KANSAS CITY, Mo. - An art exhibit opening in Paris next week has close ties to the Nelson-Atkins Museum of Art.
The Plains Indians: Artists of Earth and Sky exhibition was put together by Gaylord Torrence, the Nelson-Atkin’s curator of American Indian Art. It is opening at the Musée du quai Branly April 7.
The president of Quai Branly visited the Nelson-Atkins in 2010, when the American Indian galleries had been open for one year. He was so impressed, he asked Torrence to organize a special exhibition featuring Plains Indians.
“It was a great honor to be invited to do this exhibition,” said Torrence.
Quai Branly is considered one of the world’s leading institutions on indigenous arts. In its collection are some pieces from Plains Indians that have not been seen in this country since European explorers were in the U.S. in the 18th Century.
“These are the oldest surviving objects in the world from this culture,” Torrence said. “We're bringing back around ten of them to North America through this exhibition. They haven't been here for 250 to 300 years.”
Plains Indians lived in the central part of North America, Torrence explained, from just west of the Mississippi River to the Rocky Mountains, South Texas up to Alberta, Canada.
“This exhibition is intended, first and foremost, to honor Plains Indian peoples," Torrence said. “Their survival and the great accomplishment of the artists through time.”
Torrence collected about 140 works to be in this exhibition, giving visitors a sense of the Plains Indian culture over centuries.
“There is a great continuity,” said Julian Zugazagoitia, Nelson-Atkins director. “This exhibition will allow us to see works of art and pieces that were encountered early on, when the Westerners came to this region.”
Zugazagoitia said this exhibition is reminiscent of a similar exhibit the Nelson-Atkins developed in 1976 called Sacred Circles that opened in Great Britain and celebrated 2,000 years of American Indian art.
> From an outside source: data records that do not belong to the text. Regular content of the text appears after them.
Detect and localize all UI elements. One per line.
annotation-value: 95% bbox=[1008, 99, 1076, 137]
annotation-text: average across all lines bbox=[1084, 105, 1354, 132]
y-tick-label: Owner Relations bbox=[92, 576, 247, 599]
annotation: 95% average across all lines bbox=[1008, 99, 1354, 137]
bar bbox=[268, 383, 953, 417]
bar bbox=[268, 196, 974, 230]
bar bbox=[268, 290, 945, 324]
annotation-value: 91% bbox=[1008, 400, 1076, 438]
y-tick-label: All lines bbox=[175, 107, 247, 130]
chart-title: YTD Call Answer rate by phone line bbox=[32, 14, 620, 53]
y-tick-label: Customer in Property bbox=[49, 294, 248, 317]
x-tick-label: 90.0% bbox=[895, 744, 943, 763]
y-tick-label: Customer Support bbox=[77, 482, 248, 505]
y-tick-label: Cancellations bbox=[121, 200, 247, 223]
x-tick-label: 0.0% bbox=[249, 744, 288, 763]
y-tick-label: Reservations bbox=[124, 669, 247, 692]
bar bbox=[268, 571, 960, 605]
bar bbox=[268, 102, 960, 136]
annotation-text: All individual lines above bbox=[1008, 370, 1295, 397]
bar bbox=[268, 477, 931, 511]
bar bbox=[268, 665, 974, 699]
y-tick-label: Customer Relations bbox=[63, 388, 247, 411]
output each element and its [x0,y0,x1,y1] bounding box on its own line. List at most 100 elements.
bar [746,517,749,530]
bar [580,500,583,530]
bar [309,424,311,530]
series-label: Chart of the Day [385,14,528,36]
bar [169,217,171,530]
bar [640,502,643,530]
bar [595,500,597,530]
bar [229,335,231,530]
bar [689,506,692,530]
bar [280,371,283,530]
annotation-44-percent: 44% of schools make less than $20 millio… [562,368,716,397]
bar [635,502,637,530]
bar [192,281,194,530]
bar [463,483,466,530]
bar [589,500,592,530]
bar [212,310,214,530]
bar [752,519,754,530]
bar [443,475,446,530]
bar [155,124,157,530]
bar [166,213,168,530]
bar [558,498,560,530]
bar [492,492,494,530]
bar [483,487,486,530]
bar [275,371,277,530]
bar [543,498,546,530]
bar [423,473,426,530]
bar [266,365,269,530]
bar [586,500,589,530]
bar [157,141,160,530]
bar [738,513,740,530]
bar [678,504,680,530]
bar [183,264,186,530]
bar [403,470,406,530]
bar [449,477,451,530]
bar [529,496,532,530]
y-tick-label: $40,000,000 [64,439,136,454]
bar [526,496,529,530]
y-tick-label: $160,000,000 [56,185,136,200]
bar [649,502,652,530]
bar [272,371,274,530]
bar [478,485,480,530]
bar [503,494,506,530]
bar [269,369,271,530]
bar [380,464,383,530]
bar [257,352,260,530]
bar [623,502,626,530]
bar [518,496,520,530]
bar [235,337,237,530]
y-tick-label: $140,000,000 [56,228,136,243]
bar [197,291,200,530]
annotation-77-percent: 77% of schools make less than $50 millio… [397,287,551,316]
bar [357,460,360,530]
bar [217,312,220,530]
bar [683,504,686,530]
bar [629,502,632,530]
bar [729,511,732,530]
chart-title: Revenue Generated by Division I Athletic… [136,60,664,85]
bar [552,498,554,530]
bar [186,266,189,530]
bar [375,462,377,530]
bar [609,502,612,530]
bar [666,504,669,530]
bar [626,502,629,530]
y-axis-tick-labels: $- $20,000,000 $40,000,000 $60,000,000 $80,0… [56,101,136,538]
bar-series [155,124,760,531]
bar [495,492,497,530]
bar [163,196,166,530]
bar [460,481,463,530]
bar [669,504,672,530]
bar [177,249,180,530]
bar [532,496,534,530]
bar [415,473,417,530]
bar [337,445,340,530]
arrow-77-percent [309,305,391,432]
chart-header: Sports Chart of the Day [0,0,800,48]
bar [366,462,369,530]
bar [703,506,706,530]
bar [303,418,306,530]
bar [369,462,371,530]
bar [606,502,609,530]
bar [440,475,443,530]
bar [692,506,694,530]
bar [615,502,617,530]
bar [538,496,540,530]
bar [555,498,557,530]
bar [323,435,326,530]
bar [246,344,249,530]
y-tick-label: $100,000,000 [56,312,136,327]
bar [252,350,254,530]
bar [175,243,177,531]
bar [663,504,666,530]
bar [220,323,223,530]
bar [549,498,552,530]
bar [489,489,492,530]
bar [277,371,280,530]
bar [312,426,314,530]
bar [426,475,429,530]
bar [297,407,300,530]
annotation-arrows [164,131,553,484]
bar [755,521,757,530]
“From Sacred Circles to Plains Indians, the Nelson-Atkins has a tradition of showcasing the best of Native American Art and I think it just continues that tradition,” he said.
This exhibition will only make three stops in the world: Paris, Kansas City and New York City’s Metropolitan Museum of Art.
“For it to go on to the Met, which is in generally is regarded as the greatest comprehensive museum in the world, is a huge recognition for the importance of American Indian Art in our culture,” Torrence said.
This exhibition also launches the Nelson-Atkins onto an international stage.
“I think it's going to be, for Kansas City, a great opportunity, both international exposure, regionally, locally,” Zugazagoitia said. “Then New York City remains one of the capitals of the arts of the world so it's yet another opportunity for extra exposure for our ideas about great art and a great curator, Gaylord Torrence.”
While Torrence organized the exhibition, Elisabeth Batchelor, Director of Conservation, and her team worked to get the Nelson-Atkins works of art ready for transportation, a process that can take up to a year.
“A lot of them are no longer made or cannot be replaced, which is why putting a value on it is somewhat of an abstract exercise,” said Batchelor. “If we get a lot of money for it, there isn't another one that we can get so we just have to preserve them for future generations.”
Batchelor said protecting works of art to the elements is their biggest challenge.
“Especially with American Indian material which is made of so many different materials,” she said. “There can be wood, leather, feather and they all react at different rates to temperature and humidity.”
The box that directly contains the art is custom-made every time. A garment is not folded, but rather laid flat, with the shape of the box specifically fitting that garment. Every piece is documented, conditions are recorded and kept on file. The Nelson-Atkins is one of few museums in the U.S. that uses iPad technology to keep a record of each work of art.
The interior boxes are then placed in a crate that is also specially made.
“The crate, the wooden boxes that we ship things in, if it's going to Europe, it has to be made in a certified shop, to make sure there are no bugs in it,” said Batchelor. “So there are only certain shops that can make.”
The trucks and ships that transport the crates are climate-controlled. The goal, Batchelor said, is to keep everything as stable as possible.
The Plains Indians will be at Musée du quai Branly from Apr. 7 to July 20, 2014. Then it comes to the Nelson-Atkins from Sept. 19 to Jan. 11, 2015. It closes at the Metropolitan Museum of Art in New York from March 2 to May 10, 2015.